Aussi c’est à dérober ces feux vivants d’amour que s’applique la vertu prudente de Laure. Et voici encore, pour son poète, mainte occasion de nous montrer de gracieux mouvements, ou bien des yeux seuls, ou de la tête et des mains encore, lorsque les étoiles s’effacent sous les paupières, ou se cachent sous un voile ou sous les doigts. Ce qui me fera, dit-il, mourir avant l’heure, c’est le « baisser » des yeux, car il éteint ma joie :


Et d’une blanche main encor je me désole,
qui pour me faire ennui a toujours été prompte.


Lorsque Madame passe, vient, s’éloigne, la grâce accompagne sa marche, plus céleste encore quand elle ôte ses chaussures, quand « parmi l’herbe fraîche, » son pied blanc,


en pas très doux honnêtement se meut.


Il semble alors que, de ses tendres foulées, sort « une vertu, qui ouvre et renouvelle les fleurs d’alentour. » Madame est seule, seule avec ses pensées, « en la saison naissante ! » Elle marche un peu, puis, si le lieu lui plaît, elle s’arrête, et disposant autour d’elle les « plis angéliques » de sa robe, elle s’assoit sur l’herbe, « se pose, telle une fleur. » — « Quel miracle ! »

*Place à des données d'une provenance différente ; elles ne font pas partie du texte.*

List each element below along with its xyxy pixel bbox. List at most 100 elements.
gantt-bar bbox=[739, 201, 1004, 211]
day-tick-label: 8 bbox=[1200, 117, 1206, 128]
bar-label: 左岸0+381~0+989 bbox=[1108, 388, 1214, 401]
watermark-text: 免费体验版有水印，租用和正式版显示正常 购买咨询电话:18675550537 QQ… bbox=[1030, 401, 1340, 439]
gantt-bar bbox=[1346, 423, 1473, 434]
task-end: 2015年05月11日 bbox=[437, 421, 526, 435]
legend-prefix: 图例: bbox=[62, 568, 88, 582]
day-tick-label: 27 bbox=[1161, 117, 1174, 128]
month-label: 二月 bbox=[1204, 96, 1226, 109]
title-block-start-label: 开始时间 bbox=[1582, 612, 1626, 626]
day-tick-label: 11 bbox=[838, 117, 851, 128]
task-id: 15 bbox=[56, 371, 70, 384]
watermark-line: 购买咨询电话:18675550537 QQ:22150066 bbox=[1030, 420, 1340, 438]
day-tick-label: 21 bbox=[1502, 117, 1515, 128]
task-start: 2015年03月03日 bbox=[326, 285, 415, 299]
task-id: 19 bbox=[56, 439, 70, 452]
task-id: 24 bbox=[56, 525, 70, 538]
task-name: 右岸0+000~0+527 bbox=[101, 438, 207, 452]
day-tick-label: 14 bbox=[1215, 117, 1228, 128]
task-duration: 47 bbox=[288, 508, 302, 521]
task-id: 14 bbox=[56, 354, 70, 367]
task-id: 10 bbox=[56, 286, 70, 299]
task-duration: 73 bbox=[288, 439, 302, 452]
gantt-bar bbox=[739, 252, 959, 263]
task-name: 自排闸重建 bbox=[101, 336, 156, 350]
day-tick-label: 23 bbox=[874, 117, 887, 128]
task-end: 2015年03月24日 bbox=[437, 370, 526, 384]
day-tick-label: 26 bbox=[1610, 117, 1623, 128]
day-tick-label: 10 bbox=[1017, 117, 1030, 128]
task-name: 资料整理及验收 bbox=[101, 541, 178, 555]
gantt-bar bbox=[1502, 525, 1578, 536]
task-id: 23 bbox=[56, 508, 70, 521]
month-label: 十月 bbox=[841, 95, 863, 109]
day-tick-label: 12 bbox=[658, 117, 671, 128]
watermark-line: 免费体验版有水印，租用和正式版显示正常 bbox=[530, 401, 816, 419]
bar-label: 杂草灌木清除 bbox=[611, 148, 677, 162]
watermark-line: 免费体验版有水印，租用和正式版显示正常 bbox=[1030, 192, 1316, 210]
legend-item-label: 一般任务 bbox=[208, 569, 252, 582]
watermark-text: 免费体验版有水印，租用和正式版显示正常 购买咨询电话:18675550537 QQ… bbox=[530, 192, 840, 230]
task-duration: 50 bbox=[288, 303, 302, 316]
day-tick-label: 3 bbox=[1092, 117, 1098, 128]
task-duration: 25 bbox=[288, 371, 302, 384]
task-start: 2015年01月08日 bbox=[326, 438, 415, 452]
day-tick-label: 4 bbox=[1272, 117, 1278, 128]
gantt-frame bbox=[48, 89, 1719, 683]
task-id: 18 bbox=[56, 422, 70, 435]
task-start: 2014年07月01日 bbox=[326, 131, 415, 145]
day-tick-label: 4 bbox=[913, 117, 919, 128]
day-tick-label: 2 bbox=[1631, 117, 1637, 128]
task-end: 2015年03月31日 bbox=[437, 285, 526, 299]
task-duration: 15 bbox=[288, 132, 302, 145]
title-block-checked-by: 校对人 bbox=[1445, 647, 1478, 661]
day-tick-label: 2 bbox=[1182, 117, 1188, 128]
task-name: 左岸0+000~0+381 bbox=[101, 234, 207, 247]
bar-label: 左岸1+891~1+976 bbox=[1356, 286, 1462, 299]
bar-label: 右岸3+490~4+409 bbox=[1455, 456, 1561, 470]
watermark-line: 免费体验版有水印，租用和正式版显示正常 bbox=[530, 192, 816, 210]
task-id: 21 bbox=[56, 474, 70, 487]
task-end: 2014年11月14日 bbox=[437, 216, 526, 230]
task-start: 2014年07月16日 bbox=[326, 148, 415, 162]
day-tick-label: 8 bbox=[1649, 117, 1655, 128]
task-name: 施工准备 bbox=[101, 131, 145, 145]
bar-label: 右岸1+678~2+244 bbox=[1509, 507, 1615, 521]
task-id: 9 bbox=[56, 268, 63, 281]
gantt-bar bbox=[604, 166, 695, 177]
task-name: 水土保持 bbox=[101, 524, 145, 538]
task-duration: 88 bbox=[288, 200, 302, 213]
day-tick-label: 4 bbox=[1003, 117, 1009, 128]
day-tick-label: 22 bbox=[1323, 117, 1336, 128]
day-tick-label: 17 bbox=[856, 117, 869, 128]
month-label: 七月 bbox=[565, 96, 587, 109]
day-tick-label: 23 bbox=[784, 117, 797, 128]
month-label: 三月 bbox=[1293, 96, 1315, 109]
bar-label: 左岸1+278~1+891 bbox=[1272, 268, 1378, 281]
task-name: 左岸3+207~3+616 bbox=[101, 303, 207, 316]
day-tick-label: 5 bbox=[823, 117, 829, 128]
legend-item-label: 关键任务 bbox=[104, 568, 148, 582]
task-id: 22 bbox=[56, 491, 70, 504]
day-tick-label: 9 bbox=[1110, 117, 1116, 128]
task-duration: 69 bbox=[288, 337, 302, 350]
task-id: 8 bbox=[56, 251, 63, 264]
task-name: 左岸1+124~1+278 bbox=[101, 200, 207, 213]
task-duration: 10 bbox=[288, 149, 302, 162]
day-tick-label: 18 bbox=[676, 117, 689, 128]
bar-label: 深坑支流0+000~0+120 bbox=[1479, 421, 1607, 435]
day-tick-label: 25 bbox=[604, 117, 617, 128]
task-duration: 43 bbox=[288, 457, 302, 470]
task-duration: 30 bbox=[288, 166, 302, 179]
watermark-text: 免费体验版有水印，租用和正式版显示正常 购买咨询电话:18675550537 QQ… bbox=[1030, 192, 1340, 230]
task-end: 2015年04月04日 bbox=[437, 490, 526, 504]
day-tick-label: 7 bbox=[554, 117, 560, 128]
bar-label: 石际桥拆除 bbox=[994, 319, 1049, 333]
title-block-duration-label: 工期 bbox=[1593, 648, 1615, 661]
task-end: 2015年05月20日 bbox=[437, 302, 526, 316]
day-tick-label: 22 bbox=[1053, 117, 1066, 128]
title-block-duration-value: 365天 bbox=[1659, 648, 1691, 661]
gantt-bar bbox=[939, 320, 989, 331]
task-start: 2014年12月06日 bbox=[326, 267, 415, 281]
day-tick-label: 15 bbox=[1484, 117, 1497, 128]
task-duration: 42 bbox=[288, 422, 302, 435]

Elle n’est pas toujours seule. La compagnie de dames élues lui est très chère. Autour d’elle, dans les jardins, les campagnes, les demeures, on voit aller, venir, parler, rire, une société très raffinée et très simple à la fois, aimable, gaie. C’est la société qui peuple aussi les fresques de l’unique quatorzième siècle, les dames du Paradis d’Orcagna, ou du bosquet du Campo Santo de Pise. « En de belles dames, nobles façons suaves !... »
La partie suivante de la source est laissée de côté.